Das Ergebnis bestätigte die Befürchtungen: Der mittlere Verlustgrad, also das, was in der Mülltonne landet, liegt bei Caterings bei 38 Prozent – und somit weit vor Großküchen (22 Prozent), Hotellerie (21) und Gastronomie (14).
Für Hunderte Menschen mehrgängige Menüs oder Buffets zu zaubern hat für Caterer mehrere Nachteile. Frisch zubereiten geht kaum bis gar nicht, vieles muss fixfertig vorbereitet sein. Und die Platten, Töpfe und Schüsseln dürfen nie leer sein. Das bedeutet: Hinter den Kulissen müssen Caterer jede Menge Nachschub bereithalten. Und da offenbart sich das größte Problem: Denn laut BOKU-Analyse stammen von den 38 Prozent Essensabfällen mehr als die Hälfte (52 Prozent) aus ebendiesem Nachschub.

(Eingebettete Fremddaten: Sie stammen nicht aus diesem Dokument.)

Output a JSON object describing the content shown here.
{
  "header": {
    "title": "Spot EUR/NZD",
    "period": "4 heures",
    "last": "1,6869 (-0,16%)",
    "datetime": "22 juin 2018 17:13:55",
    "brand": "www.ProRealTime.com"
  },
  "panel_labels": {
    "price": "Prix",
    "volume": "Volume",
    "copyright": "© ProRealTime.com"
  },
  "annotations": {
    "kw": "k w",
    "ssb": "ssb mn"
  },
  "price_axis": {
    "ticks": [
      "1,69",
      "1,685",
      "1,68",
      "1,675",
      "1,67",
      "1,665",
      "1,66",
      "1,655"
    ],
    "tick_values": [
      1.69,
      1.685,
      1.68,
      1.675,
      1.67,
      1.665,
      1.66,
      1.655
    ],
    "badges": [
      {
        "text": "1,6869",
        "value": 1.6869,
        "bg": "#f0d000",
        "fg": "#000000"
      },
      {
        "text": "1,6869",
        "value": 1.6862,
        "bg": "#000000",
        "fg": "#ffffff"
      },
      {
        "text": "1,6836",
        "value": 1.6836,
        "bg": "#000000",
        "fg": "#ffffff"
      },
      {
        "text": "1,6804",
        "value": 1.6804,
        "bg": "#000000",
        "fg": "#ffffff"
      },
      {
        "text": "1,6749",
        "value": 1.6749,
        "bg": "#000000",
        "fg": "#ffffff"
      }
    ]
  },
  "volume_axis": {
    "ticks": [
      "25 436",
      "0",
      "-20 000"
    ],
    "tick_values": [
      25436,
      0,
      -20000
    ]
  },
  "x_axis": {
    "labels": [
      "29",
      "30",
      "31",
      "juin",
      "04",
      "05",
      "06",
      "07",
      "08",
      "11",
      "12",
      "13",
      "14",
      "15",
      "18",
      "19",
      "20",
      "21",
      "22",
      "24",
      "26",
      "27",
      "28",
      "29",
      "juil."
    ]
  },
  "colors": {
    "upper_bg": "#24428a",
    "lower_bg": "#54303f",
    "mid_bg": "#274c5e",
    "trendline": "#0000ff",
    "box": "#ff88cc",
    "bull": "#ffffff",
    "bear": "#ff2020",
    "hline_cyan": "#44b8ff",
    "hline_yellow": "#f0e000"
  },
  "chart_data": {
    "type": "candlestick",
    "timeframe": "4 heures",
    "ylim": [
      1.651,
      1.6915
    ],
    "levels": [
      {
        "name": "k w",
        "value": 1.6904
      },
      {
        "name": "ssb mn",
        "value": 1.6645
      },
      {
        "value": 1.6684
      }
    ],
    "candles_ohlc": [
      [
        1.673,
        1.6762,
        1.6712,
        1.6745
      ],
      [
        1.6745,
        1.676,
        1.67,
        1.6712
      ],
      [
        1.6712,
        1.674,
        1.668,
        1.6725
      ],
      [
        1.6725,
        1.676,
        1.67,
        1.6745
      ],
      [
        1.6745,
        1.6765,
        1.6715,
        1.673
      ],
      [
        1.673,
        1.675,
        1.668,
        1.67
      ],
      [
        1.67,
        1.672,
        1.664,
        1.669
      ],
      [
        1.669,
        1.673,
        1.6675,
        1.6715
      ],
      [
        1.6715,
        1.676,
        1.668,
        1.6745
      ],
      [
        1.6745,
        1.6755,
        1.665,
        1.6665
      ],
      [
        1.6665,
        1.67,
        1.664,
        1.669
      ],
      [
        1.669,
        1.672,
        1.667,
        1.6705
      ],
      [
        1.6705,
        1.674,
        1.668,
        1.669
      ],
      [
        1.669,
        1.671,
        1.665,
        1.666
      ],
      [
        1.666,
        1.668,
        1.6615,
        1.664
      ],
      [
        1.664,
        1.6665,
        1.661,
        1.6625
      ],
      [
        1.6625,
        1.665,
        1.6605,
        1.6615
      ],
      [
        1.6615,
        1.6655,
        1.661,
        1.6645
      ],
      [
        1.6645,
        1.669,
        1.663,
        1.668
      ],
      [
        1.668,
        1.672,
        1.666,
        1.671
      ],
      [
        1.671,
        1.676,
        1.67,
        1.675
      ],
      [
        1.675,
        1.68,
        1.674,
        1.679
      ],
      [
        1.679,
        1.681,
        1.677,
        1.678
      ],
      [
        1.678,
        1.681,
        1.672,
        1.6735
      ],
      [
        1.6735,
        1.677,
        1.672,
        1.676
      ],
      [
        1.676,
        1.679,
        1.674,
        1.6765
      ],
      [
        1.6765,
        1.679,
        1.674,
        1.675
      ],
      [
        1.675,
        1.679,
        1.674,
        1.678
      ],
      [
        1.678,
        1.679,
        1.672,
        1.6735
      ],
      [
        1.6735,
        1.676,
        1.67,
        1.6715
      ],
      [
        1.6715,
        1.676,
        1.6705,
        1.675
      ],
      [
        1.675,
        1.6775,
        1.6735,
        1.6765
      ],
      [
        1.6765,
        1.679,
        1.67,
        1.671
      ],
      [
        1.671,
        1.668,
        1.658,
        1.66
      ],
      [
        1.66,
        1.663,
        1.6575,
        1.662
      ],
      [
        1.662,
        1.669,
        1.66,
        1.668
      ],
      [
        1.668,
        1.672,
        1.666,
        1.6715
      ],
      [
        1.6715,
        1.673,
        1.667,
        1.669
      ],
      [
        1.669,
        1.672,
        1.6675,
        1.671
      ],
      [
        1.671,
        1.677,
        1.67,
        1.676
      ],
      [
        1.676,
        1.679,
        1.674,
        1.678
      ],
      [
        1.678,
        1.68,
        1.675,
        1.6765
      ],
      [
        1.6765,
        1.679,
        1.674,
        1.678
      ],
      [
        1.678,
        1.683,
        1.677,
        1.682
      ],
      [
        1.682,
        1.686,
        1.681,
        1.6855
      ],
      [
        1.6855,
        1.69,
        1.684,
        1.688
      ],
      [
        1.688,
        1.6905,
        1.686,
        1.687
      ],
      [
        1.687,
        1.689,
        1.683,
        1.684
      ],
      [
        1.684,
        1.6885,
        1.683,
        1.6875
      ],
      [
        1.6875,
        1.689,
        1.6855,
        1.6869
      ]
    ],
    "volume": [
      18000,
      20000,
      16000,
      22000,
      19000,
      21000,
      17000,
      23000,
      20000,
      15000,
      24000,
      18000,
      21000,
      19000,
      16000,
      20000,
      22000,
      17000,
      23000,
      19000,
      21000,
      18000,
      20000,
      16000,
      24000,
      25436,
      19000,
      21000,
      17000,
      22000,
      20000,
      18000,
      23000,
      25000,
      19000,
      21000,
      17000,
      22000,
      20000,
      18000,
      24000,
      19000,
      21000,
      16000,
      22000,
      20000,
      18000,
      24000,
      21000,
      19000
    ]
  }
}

Doch leere Teller sind nach wie vor ein No-Go. „Derzeit kann man als Catering-Betrieb nur wettbewerbsfähig sein, wenn man seinen Kunden garantiert, dass keine Speisen im Verlauf eines Events ausgehen“, bringt es Haubenkoch Kröpfl auf den Punkt.

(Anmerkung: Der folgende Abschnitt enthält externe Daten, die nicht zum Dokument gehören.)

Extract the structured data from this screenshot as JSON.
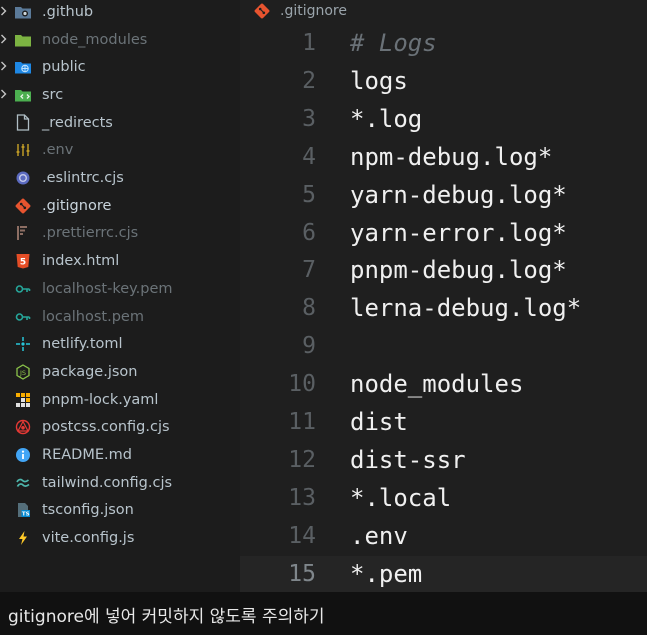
{
  "explorer": {
    "items": [
      {
        "label": ".github",
        "icon": "folder-github-icon",
        "folder": true,
        "dim": false
      },
      {
        "label": "node_modules",
        "icon": "folder-node-icon",
        "folder": true,
        "dim": true
      },
      {
        "label": "public",
        "icon": "folder-public-icon",
        "folder": true,
        "dim": false
      },
      {
        "label": "src",
        "icon": "folder-src-icon",
        "folder": true,
        "dim": false
      },
      {
        "label": "_redirects",
        "icon": "file-icon",
        "folder": false,
        "dim": false
      },
      {
        "label": ".env",
        "icon": "env-icon",
        "folder": false,
        "dim": true
      },
      {
        "label": ".eslintrc.cjs",
        "icon": "eslint-icon",
        "folder": false,
        "dim": false
      },
      {
        "label": ".gitignore",
        "icon": "git-icon",
        "folder": false,
        "dim": false,
        "active": true
      },
      {
        "label": ".prettierrc.cjs",
        "icon": "prettier-icon",
        "folder": false,
        "dim": true
      },
      {
        "label": "index.html",
        "icon": "html-icon",
        "folder": false,
        "dim": false
      },
      {
        "label": "localhost-key.pem",
        "icon": "key-icon",
        "folder": false,
        "dim": true
      },
      {
        "label": "localhost.pem",
        "icon": "key-icon",
        "folder": false,
        "dim": true
      },
      {
        "label": "netlify.toml",
        "icon": "netlify-icon",
        "folder": false,
        "dim": false
      },
      {
        "label": "package.json",
        "icon": "nodejs-icon",
        "folder": false,
        "dim": false
      },
      {
        "label": "pnpm-lock.yaml",
        "icon": "pnpm-icon",
        "folder": false,
        "dim": false
      },
      {
        "label": "postcss.config.cjs",
        "icon": "postcss-icon",
        "folder": false,
        "dim": false
      },
      {
        "label": "README.md",
        "icon": "info-icon",
        "folder": false,
        "dim": false
      },
      {
        "label": "tailwind.config.cjs",
        "icon": "tailwind-icon",
        "folder": false,
        "dim": false
      },
      {
        "label": "tsconfig.json",
        "icon": "typescript-icon",
        "folder": false,
        "dim": false
      },
      {
        "label": "vite.config.js",
        "icon": "vite-icon",
        "folder": false,
        "dim": false
      }
    ]
  },
  "tab": {
    "label": ".gitignore",
    "icon": "git-icon"
  },
  "editor": {
    "current_line": 15,
    "lines": [
      {
        "num": "1",
        "text": "# Logs",
        "comment": true
      },
      {
        "num": "2",
        "text": "logs"
      },
      {
        "num": "3",
        "text": "*.log"
      },
      {
        "num": "4",
        "text": "npm-debug.log*"
      },
      {
        "num": "5",
        "text": "yarn-debug.log*"
      },
      {
        "num": "6",
        "text": "yarn-error.log*"
      },
      {
        "num": "7",
        "text": "pnpm-debug.log*"
      },
      {
        "num": "8",
        "text": "lerna-debug.log*"
      },
      {
        "num": "9",
        "text": ""
      },
      {
        "num": "10",
        "text": "node_modules"
      },
      {
        "num": "11",
        "text": "dist"
      },
      {
        "num": "12",
        "text": "dist-ssr"
      },
      {
        "num": "13",
        "text": "*.local"
      },
      {
        "num": "14",
        "text": ".env"
      },
      {
        "num": "15",
        "text": "*.pem"
      }
    ]
  },
  "caption": {
    "text": "gitignore에 넣어 커밋하지 않도록 주의하기"
  },
  "colors": {
    "background": "#1f1f1f",
    "sidebar": "#1c1c1c",
    "text": "#f0f0f0",
    "comment": "#6a7177",
    "line_number": "#5a5f63",
    "git": "#e8542f"
  }
}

Einige der mobilen Verpfleger empfinden dieses Prinzip zunehmend als Unsitte. „Es darf auch mal etwas ausgehen, ohne dass es gleich als Katastrophe gilt“, fordert Christian Chytil von impacts Catering. Kröpfl stößt ins selbe Horn: „Man muss die Auftraggeber darauf aufmerksam machen, dass es sich um Lebensmittel handelt. Es kann nicht immer alles funktionieren.“
Chytil sieht den größten Schwachpunkt in der Kommunikation. Je genauer ein Caterer über die Anzahl der Gäste sowie Zeitplan und Ablauf einer Veranstaltung informiert ist, desto exakter lassen sich die Speisenmengen planen.
Einige Catering-Unternehmen haben sich ohnehin längst mit karitativen Organisationen wie der Wiener Tafel oder dem Roten Kreuz zusammengetan. Andere wiederum schwören auf das „Foodsharing“Netzwerk. Da könne es schon vorkommen, dass gegen Ende einer Veranstaltung plötzlich zusätzliche Gäste am Buffet stehen und mit Tupperware oder Alufolie anrücken. Vor allem in Großstädten funktioniere dieses System der „Selbstabholung“schon sehr gut.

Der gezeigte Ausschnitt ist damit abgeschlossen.